Taking my cynical ass to bed now. Hang in there.
PowerToThePeople
(9,610 posts)quakerboy
(14,864 posts)For every employee who is empathized with and understood, given the size of the companies in question, there are hundreds or thousands who are completely ignored by these shows. And thats just inside the organizations in question, not counting the ones that are never even part of a PR show like this.
Then they turn around and make these awards that should honestly just be part of the job, if there was anything approaching economic fairness.
LearningCurve
(488 posts)I truly suspect there was some cherry picking here.
DrDan
(20,411 posts)I know - there is always some lame excuse as to why it is being filmed. But shouldn't the employees be at least a little suspicious when they are being filmed AT LEAST as much as the CEO.
yes - seems to be very uplifting that CEOs are that interested in the views/efforts of their employees. I just cannot buy the legitimacy of the show.
LearningCurve
(488 posts)People reveal the deepest personal information, after meeting someone that day. At least every episode I've seen. "Hey I just met you stranger, but you should know, my Mom has cancer and my father died when I was 12, but not before leaving me with important values."
customerserviceguy
(25,406 posts)I mean, when the "new hire" trainee is fifty-something, and there's this camera crew running around, aren't most employees going to suspect something? Maybe they could get away with this for two or three years, but as enough people see the show, they're not going to be able to play stealth any more.
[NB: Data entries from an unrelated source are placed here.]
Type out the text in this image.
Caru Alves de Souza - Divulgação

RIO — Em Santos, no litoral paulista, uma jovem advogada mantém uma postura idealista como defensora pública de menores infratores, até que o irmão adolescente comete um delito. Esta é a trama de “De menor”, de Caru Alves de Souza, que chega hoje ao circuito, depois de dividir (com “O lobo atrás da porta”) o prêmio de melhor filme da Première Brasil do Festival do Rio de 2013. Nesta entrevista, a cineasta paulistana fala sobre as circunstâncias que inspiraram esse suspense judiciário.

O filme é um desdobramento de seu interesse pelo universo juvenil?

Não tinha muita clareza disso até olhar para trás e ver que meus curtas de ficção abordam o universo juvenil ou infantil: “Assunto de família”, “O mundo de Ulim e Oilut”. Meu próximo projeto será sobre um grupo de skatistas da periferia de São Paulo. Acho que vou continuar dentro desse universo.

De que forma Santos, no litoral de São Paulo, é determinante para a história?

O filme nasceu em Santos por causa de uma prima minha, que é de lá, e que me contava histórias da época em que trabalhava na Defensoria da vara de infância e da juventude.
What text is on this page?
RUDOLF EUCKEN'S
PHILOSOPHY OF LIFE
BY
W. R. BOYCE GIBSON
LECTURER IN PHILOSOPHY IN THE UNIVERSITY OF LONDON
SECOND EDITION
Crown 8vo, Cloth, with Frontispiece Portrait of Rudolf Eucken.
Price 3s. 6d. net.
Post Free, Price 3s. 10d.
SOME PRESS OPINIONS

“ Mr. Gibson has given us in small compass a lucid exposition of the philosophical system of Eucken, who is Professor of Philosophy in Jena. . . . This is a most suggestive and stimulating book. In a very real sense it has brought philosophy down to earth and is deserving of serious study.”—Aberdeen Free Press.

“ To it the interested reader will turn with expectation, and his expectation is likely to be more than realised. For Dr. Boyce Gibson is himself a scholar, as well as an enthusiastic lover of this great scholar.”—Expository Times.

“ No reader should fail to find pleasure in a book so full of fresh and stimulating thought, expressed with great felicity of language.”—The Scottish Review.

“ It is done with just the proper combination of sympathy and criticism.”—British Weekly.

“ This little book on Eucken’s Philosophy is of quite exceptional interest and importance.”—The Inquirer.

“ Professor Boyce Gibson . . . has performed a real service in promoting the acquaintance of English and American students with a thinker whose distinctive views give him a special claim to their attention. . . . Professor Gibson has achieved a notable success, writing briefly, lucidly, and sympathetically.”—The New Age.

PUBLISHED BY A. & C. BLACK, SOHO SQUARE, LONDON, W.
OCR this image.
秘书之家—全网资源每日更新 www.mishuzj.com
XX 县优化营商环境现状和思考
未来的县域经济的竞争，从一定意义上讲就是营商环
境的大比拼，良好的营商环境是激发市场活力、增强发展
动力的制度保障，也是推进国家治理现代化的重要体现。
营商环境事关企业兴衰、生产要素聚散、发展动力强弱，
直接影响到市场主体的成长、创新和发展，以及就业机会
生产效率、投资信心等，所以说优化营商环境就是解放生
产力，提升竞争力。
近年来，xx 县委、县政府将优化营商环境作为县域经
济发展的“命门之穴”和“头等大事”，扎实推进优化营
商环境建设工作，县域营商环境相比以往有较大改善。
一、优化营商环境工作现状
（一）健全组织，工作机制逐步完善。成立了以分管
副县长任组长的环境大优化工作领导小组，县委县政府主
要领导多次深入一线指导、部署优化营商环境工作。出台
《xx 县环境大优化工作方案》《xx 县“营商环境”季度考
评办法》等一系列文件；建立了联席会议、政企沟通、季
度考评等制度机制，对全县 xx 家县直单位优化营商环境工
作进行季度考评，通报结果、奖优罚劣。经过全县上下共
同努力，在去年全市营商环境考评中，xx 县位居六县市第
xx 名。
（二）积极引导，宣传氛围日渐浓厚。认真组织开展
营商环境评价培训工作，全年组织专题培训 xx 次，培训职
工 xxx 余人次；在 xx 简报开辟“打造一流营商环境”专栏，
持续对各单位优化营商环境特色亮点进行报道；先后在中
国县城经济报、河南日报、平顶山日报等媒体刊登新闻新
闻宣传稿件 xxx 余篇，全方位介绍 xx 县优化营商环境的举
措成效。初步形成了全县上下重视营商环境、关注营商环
On the other hand, I think 99% of so-called "reality" shows are tightly scripted, and it wouldn't surprise me to find that every single one of the UB broadcasts were exactly of that nature.
cprise
(8,445 posts)In the decade leading up to the 2008 crash, the media was flooded with corporate and billionaire charity BS throwing around a couple million here and there.
As for "reality" contest shows, they are propaganda too. The participants are supposedly in a real life basic survival setting and they are to use democracy to regularly turn against each other and create an increasingly more exclusive club; Being "voted off the island" sounds like a death sentence... there are always people at the bottom of the bell curve to be cast out. That is quite a shift from game shows designed to promote consumer products.
ejpoeta
(8,933 posts)I think this show came out when people were getting angry at the corporations and rich people. I have watched it and felt moved, but I do realize it for what it is..... just a way to humanize CEOs and corporations so people will feel better about getting screwed.
telclaven
(235 posts)President didn't like how one of the bar managers was acting the fool and fired him. No sob story with uplifting ending there.
LearningCurve
(488 posts)Another was the fitness center episode where the woman behind the counter got fired for being rude to customers and ignoring company policy at every turn.
socialist_n_TN
(11,481 posts)saw the
thingy.
That show is some of the most blatant capitalist propaganda I've ever seen and anybody who believes that bullshit, needs to buy my bridge in NYC. I'll sell it cheap! It's being FILMED for Dog's sake! I'm sure a CEO is going to show his true sociopath colors on screen for ALL the world to see. NOT!
LearningCurve
(488 posts)They couldn't have come up with a better concept than this show.
socialist_n_TN
(11,481 posts)and come up with the concept.
LearningCurve
(488 posts)Pravda in its heyday never had such effective propaganda.
bhikkhu
(10,789 posts)but the individuals within them are a cross section of society as a whole; good-hearted, hard-working, honest, etc. That's one of the ironies we live with.